- Full name: Tyler Hideo Mizoguchi
- Born: November 14, 1989 (age 36)
- Height: 5 ft 2 in (157 cm)

Gymnastics career
- Discipline: Men's artistic gymnastics
- Country represented: United States; (2010–2012);
- College team: Illinois Fighting Illini
- Gym: Houston Gymnastics Academy
- Former coaches: Ivan Ivankov, Justin Spring, Kevin Mazeika
- Retired: c. 2012
- Medal record
Men's artistic gymnastics
Representing United States
| Event | 1st | 2nd | 3rd |
| Pan American Games | 0 | 0 | 1 |
| Total | 0 | 0 | 1 |
Pan American Games
| Bronze medal – third place | 2011 Guadalajara | Team |

= Tyler Mizoguchi =

American artistic gymnast

Tyler Hideo Mizoguchi (born November 14, 1989) is a retired American artistic gymnast. He was a member of the United States men's national artistic gymnastics team and won a bronze for the United States at the 2011 Pan American Games.
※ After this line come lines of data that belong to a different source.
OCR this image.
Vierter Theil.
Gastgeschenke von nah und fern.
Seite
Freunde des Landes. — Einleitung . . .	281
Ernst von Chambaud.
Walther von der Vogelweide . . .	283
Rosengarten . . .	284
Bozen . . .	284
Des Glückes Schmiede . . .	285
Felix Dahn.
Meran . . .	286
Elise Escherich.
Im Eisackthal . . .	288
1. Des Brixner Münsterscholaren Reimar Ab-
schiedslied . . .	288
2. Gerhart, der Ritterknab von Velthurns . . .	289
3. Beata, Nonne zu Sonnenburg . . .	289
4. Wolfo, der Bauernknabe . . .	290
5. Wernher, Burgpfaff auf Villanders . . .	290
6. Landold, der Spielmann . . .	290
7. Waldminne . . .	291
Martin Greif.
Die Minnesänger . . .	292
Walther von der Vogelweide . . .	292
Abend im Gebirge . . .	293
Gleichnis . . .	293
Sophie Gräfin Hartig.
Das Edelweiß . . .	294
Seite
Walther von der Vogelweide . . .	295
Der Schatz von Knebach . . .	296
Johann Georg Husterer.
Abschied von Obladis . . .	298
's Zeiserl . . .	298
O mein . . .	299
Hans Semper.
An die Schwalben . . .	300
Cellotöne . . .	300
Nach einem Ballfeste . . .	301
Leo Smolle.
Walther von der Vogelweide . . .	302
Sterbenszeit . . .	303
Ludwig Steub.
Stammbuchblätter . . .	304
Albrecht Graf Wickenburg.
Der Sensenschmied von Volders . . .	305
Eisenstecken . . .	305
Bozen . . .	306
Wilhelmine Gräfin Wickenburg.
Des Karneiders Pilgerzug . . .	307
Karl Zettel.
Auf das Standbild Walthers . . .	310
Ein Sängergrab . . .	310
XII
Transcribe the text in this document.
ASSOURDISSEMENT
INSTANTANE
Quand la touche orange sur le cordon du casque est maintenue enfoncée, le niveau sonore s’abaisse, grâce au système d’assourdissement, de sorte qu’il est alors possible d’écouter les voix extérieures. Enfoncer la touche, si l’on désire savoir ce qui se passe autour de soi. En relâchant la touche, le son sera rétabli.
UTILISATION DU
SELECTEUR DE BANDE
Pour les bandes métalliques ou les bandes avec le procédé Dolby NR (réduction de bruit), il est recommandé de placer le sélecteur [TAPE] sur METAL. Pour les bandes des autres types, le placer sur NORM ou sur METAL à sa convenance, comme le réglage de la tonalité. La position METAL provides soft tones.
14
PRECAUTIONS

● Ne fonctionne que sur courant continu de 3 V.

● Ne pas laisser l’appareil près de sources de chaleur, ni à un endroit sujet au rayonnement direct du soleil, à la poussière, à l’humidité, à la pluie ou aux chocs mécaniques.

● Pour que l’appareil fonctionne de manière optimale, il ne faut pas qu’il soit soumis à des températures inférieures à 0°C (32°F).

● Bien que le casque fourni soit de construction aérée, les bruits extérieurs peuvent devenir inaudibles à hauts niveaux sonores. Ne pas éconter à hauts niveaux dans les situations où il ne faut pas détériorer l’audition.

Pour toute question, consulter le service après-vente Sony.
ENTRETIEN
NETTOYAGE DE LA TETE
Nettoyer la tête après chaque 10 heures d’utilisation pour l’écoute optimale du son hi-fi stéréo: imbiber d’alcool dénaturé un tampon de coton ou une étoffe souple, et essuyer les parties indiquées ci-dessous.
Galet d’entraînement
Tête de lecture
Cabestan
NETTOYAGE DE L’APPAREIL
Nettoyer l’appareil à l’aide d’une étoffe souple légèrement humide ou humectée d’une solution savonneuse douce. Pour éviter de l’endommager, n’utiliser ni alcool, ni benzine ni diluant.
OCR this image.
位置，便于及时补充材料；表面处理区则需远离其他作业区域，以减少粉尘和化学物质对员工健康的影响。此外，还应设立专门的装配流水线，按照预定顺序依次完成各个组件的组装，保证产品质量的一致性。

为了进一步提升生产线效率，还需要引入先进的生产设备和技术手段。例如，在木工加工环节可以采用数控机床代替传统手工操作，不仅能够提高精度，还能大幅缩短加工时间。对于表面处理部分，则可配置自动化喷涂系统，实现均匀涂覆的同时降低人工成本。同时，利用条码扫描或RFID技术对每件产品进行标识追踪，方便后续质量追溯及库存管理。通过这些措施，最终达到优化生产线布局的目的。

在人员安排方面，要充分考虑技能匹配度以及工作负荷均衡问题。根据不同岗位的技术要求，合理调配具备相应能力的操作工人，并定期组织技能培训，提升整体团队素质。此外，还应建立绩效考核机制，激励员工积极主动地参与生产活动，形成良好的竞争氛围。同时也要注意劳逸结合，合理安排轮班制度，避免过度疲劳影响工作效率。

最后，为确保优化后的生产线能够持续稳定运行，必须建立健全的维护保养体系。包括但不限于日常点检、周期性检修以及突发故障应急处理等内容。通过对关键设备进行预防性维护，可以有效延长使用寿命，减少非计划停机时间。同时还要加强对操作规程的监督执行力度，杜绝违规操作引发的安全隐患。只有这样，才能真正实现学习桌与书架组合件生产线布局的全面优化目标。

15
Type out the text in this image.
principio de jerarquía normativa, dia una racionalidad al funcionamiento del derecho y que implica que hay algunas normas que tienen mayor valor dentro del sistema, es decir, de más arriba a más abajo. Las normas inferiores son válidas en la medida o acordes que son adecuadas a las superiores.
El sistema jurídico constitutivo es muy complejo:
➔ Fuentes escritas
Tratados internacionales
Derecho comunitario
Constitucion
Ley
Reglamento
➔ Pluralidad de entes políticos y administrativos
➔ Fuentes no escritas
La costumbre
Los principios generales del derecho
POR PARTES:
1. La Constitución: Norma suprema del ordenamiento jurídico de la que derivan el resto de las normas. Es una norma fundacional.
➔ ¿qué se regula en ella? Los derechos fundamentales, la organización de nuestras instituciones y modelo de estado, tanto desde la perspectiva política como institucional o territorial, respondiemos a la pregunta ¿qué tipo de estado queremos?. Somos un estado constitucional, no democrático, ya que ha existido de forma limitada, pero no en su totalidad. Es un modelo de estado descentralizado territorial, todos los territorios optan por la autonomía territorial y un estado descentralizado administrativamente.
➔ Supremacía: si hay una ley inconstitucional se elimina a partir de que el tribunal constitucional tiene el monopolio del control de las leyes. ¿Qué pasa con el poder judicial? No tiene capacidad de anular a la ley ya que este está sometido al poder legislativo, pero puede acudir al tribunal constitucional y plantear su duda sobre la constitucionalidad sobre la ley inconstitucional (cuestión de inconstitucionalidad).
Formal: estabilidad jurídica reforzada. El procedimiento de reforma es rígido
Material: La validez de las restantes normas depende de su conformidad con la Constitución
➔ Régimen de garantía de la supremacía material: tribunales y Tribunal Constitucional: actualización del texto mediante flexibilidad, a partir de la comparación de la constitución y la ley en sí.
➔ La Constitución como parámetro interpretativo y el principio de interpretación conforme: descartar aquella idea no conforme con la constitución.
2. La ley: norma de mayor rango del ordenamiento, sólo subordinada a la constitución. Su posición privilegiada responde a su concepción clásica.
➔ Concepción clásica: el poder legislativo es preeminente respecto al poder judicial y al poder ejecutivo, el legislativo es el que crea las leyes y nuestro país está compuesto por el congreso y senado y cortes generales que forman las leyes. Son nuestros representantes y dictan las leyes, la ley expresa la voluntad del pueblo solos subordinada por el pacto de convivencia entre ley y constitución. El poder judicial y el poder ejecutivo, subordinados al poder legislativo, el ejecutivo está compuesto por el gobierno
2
==Early life and education==
Mizoguchi was born on November 14, 1989, to Hideo and Kellie Mizoguchi. He was raised in Houston, Texas, and participated in both gymnastics and track and field. He trained at Houston Gymnastics Academy with Kevin Mazeika while attending James E. Taylor High School. He later attended the University of Illinois Urbana-Champaign to pursue gymnastics.

==Gymnastics career==
===College===
In his first year of college competition in 2009, Mizoguchi competed in the parallel bars, pommel horse, floor exercise, and in the all-around. He scored 15.15 in parallel bars and placed first that year at the Big Ten Championships. He finished in sixth place on the floor exercise at the Big Ten individual event finals with a score of 14.725. In the pommel horse event, he scored 14.650, and in the all-around 84.800 against Penn State.

In his sophomore year, he earned his first All-American honors with a sixth-place finish in the all-around. Mizoguchi placed well enough in the 2010 winter cup to make the United States Senior National team. Throughout the 2010–2011 season he gained a career-high seven individual titles while helping the University of Illinois gymnastics team along with other athletes such as Daniel Ribeiro, Justin Spring and Yoshi Mori.

In his junior season, he helped the University of Illinois win the Big Ten Championships for a third straight time.

It was announced Mizoguchi was removed from the team in March 2012.

===International===
Mizoguchi won a bronze medal at the 2011 Pan American Games team all-around.

==Personal life==
Mizoguchi worked at his parents' gym, Fun and Fitness Gymnastics, in Richmond, Texas.